Getting One Response Working

Now that I have the generated struct, I want to get the CLI library using it.

I changed a line that looked like:

var decoded map[string]interface{}


var decoded ListUsersResponse

This is really all it takes because the function that takes the decoded object takes an interface{}, which means “any type that you pass it”, and the type system works out the rest. I had a few compiler errors that I had to fix, but after that I ran the cli and got this!

$ env HTTPS_PROXY=http://localhost:8080/ ./main  get-listusers ListUsers 2010-05-08
  "XMLName": {
    "Space": "",
    "Local": "ListUsersResponse"
  "Text": "\n  \n  \n",
  "Xmlns": "",
  "ListUsersResult": {
    "Text": "\n    \n    \n  ",
    "IsTruncated": "false",
    "Users": {
      "Text": "\n      \n    ",
      "Member": {
        "Text": "\n        \n        \n        \n        \n        \n        \n      ",
        "Path": "/",
        "PasswordLastUsed": "2019-08-31T04:27:09Z",
        "Arn": "arn:aws:iam::000000000000:user/shaun.verch",
        "UserName": "shaun.verch",
        "CreateDate": "2017-09-26T21:42:46Z"
  "ResponseMetadata": {
    "Text": "\n    \n  ",
    "RequestId": "cacfc5fe-f397-4aed-97f7-2c5cd588cac2"

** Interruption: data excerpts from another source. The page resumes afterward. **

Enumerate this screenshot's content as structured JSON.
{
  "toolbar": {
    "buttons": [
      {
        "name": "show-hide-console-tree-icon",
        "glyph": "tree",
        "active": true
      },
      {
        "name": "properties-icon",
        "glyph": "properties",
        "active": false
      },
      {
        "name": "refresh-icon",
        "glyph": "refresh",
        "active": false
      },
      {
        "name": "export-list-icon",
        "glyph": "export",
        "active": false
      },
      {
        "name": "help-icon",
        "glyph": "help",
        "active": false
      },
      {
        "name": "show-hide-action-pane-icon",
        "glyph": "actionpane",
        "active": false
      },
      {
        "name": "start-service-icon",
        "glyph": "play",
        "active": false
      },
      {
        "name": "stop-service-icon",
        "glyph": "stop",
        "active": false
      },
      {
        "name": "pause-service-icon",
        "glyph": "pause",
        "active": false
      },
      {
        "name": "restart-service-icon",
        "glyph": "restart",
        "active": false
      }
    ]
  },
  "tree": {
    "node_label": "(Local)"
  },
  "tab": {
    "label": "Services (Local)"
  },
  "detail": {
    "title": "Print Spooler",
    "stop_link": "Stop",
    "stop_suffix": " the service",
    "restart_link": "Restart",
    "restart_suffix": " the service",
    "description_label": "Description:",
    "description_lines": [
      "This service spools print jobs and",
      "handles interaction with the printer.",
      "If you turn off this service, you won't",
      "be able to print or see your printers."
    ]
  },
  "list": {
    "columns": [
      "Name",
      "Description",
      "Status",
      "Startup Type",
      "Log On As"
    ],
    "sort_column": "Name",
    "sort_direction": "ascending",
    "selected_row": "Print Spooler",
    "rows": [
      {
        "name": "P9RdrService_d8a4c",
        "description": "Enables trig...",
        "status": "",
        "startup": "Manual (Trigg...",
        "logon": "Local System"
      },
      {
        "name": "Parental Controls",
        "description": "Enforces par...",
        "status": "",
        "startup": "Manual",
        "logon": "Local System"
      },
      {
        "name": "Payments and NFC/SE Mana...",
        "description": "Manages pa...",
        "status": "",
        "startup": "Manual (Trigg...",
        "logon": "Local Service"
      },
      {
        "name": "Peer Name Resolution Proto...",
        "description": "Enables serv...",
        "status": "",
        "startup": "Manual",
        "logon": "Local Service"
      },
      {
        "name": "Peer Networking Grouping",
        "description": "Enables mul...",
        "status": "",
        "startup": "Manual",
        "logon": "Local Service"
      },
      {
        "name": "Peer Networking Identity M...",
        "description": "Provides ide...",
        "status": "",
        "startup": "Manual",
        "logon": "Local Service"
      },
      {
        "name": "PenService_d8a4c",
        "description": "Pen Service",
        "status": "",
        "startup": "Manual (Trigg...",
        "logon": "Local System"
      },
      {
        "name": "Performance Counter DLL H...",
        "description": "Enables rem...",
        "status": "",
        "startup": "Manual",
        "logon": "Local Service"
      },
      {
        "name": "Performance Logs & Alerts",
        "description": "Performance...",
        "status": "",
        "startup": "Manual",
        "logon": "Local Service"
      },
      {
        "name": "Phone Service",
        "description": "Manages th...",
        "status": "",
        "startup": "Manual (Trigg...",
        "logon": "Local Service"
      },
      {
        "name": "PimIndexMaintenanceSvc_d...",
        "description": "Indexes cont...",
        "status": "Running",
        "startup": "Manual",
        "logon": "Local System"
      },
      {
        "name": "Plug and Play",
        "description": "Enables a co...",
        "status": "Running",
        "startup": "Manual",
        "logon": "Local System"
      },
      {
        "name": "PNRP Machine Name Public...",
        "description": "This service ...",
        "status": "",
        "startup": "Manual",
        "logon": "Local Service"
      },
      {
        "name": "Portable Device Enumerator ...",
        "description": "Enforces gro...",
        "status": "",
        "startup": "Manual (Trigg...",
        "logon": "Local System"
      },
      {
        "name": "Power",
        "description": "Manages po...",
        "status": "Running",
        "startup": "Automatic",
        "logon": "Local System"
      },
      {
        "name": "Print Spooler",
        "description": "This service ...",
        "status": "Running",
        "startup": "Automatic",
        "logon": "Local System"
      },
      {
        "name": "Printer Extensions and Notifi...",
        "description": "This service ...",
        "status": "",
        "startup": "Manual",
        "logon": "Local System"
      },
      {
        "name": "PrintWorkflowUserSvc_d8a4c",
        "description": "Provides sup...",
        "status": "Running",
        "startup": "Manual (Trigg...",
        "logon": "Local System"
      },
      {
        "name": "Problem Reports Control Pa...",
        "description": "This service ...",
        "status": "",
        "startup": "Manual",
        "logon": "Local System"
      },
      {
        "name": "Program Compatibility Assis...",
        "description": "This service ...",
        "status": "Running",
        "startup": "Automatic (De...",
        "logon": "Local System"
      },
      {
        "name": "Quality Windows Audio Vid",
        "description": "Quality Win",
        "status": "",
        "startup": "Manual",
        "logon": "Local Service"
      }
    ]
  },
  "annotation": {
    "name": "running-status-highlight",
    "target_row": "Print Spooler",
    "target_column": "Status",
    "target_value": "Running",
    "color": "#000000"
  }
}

Nice! The interface is a bit ugly, but it works! Now I’m querying the AWS API with completely auto generated code, which means that any effort I put in to fix this interface will immediately work (hopefully) with all the endpoints instead of just one.

Why Do Any Of This?

As one engineer working on this without the resources of an entire multi-billion dollar mega corporation, this is pretty important. AWS has over a hundred different services. The IAM service alone (which admittedly is one of the more complex services) has 140 subcommands according to the aws cli. That means there are on the order of a thousand different commands, so there is no hope of keeping up without some autogeneration.

I know that many libraries, such as the boto AWS client for python, are already autogenerated in a large part from some kind of spec. However, as far as I know they are AWS specific formats, so each library and language would have to implement special parsing for it to work.

Next Time

I’ve officially proven that I can use the OpenAPI spec to interact with the AWS API. Now, let’s refocus on the main goal.

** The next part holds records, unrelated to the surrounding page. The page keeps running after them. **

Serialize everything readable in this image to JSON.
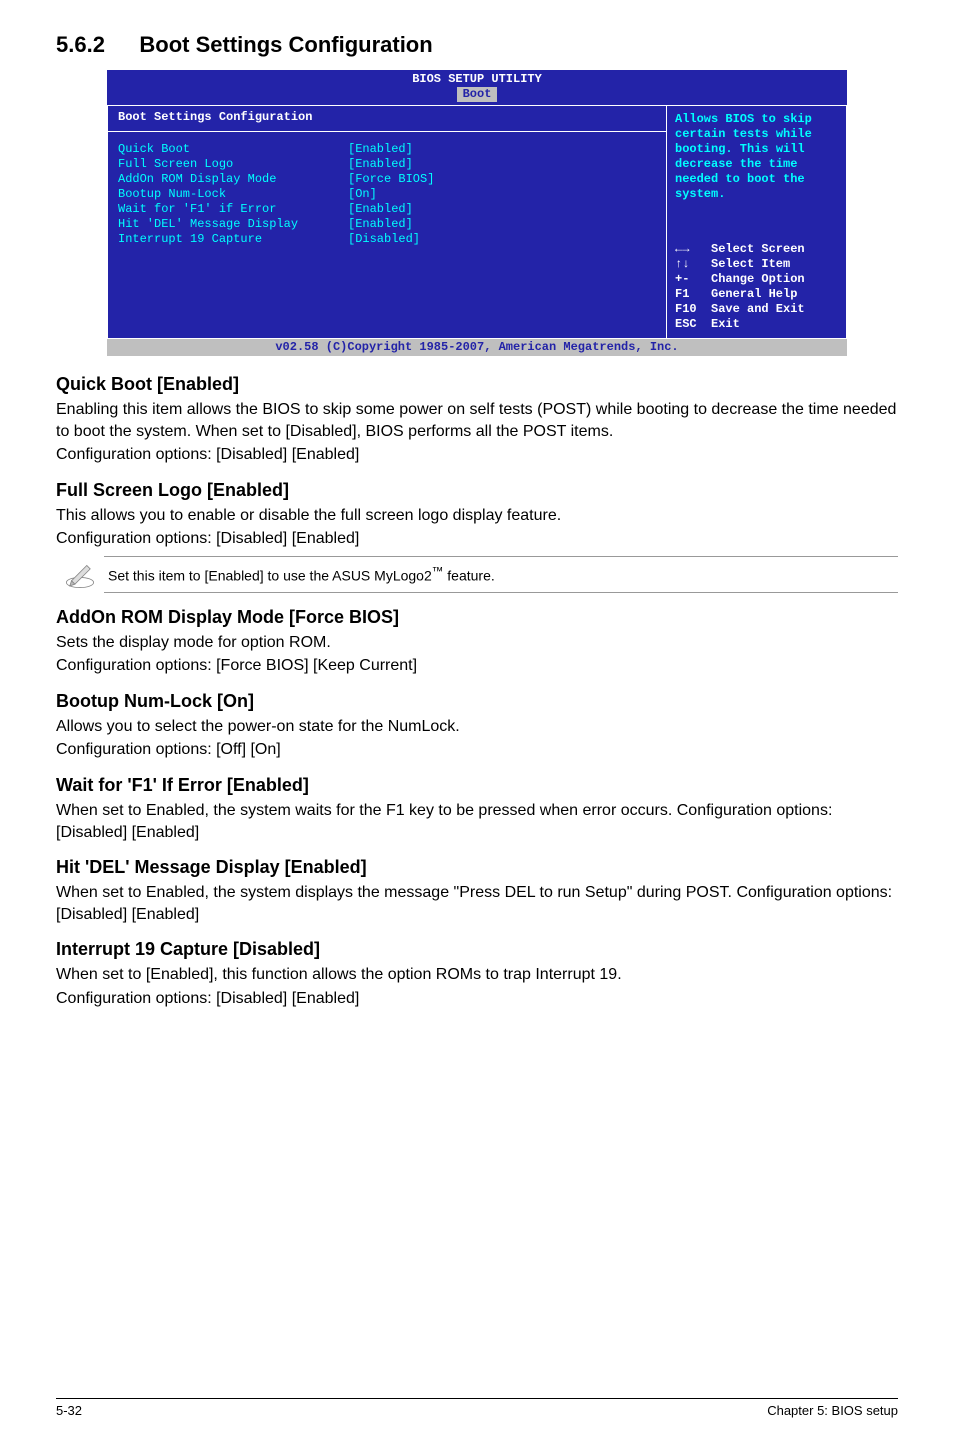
{
  "section": {
    "num": "5.6.2",
    "title": "Boot Settings Configuration"
  },
  "bios": {
    "top": "BIOS SETUP UTILITY",
    "tab": "Boot",
    "leftTitle": "Boot Settings Configuration",
    "rows": [
      {
        "k": "Quick Boot",
        "v": "[Enabled]"
      },
      {
        "k": "Full Screen Logo",
        "v": "[Enabled]"
      },
      {
        "k": "AddOn ROM Display Mode",
        "v": "[Force BIOS]"
      },
      {
        "k": "Bootup Num-Lock",
        "v": "[On]"
      },
      {
        "k": "Wait for 'F1' if Error",
        "v": "[Enabled]"
      },
      {
        "k": "Hit 'DEL' Message Display",
        "v": "[Enabled]"
      },
      {
        "k": "Interrupt 19 Capture",
        "v": "[Disabled]"
      }
    ],
    "help": "Allows BIOS to skip certain tests while booting. This will decrease the time needed to boot the system.",
    "nav": [
      {
        "sym": "←→",
        "txt": "Select Screen"
      },
      {
        "sym": "↑↓",
        "txt": "Select Item"
      },
      {
        "sym": "+-",
        "txt": "Change Option"
      },
      {
        "sym": "F1",
        "txt": "General Help"
      },
      {
        "sym": "F10",
        "txt": "Save and Exit"
      },
      {
        "sym": "ESC",
        "txt": "Exit"
      }
    ],
    "footer": "v02.58 (C)Copyright 1985-2007, American Megatrends, Inc."
  },
  "blocks": {
    "quickBoot": {
      "h": "Quick Boot [Enabled]",
      "p1": "Enabling this item allows the BIOS to skip some power on self tests (POST) while booting to decrease the time needed to boot the system. When set to [Disabled], BIOS performs all the POST items.",
      "p2": "Configuration options: [Disabled] [Enabled]"
    },
    "fullScreen": {
      "h": "Full Screen Logo [Enabled]",
      "p1": "This allows you to enable or disable the full screen logo display feature.",
      "p2": "Configuration options: [Disabled] [Enabled]"
    },
    "note": {
      "pre": "Set this item to [Enabled] to use the ASUS MyLogo2",
      "sup": "™",
      "post": " feature."
    },
    "addon": {
      "h": "AddOn ROM Display Mode [Force BIOS]",
      "p1": "Sets the display mode for option ROM.",
      "p2": "Configuration options: [Force BIOS] [Keep Current]"
    },
    "numlock": {
      "h": "Bootup Num-Lock [On]",
      "p1": "Allows you to select the power-on state for the NumLock.",
      "p2": "Configuration options: [Off] [On]"
    },
    "waitf1": {
      "h": "Wait for 'F1' If Error [Enabled]",
      "p1": "When set to Enabled, the system waits for the F1 key to be pressed when error occurs. Configuration options: [Disabled] [Enabled]"
    },
    "hitdel": {
      "h": "Hit 'DEL' Message Display [Enabled]",
      "p1": "When set to Enabled, the system displays the message \"Press DEL to run Setup\" during POST. Configuration options: [Disabled] [Enabled]"
    },
    "int19": {
      "h": "Interrupt 19 Capture [Disabled]",
      "p1": "When set to [Enabled], this function allows the option ROMs to trap Interrupt 19.",
      "p2": "Configuration options: [Disabled] [Enabled]"
    }
  },
  "footer": {
    "left": "5-32",
    "right": "Chapter 5: BIOS setup"
  }
}
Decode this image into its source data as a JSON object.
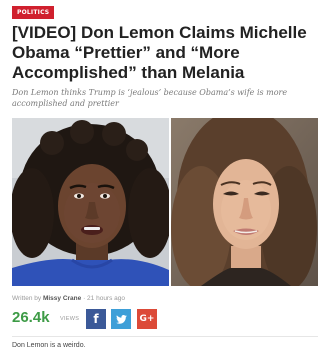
{
  "article": {
    "category": "POLITICS",
    "headline": "[VIDEO] Don Lemon Claims Michelle Obama “Prettier” and “More Accomplished” than Melania",
    "subtitle": "Don Lemon thinks Trump is ‘jealous’ because Obama’s wife is more accomplished and prettier",
    "byline": {
      "prefix": "Written by",
      "author": "Missy Crane",
      "separator": "·",
      "time": "21 hours ago"
    },
    "views": {
      "count": "26.4k",
      "label": "VIEWS"
    },
    "share": {
      "facebook_glyph": "f",
      "twitter_glyph": "❧",
      "google_glyph": "G+"
    },
    "body_first_line": "Don Lemon is a weirdo."
  },
  "icons": {
    "facebook": "facebook-icon",
    "twitter": "twitter-icon",
    "google": "google-plus-icon"
  },
  "colors": {
    "category_badge": "#d0202e",
    "views_count": "#3d9b46",
    "facebook": "#3b5998",
    "twitter": "#3e9fd8",
    "google_plus": "#dc4a38"
  }
}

I want a tool that can dump the current state of IAM (and eventually my entire AWS account). That goes back to the original motivation for doing this, where I want to alert on certain things about my account being misconfigured.

So what’s the best way to do that? Well, first I should generate a client for AWS, instead of using this CLI library. That was fun, but my autogenerated code will be generated against the actual library functions, not the CLI.

I’m going to generate a rust reqwest based library with the openapi-generator, see what that looks like, and see if I can auto generate the functions to dump the account state.

I also want to look into generating a fake “schema” of the cloud provider based on the response and request formats. For example, if I know what “ListUsers” returns, I can maybe formulate an idea of what the “Users” collection contains in it.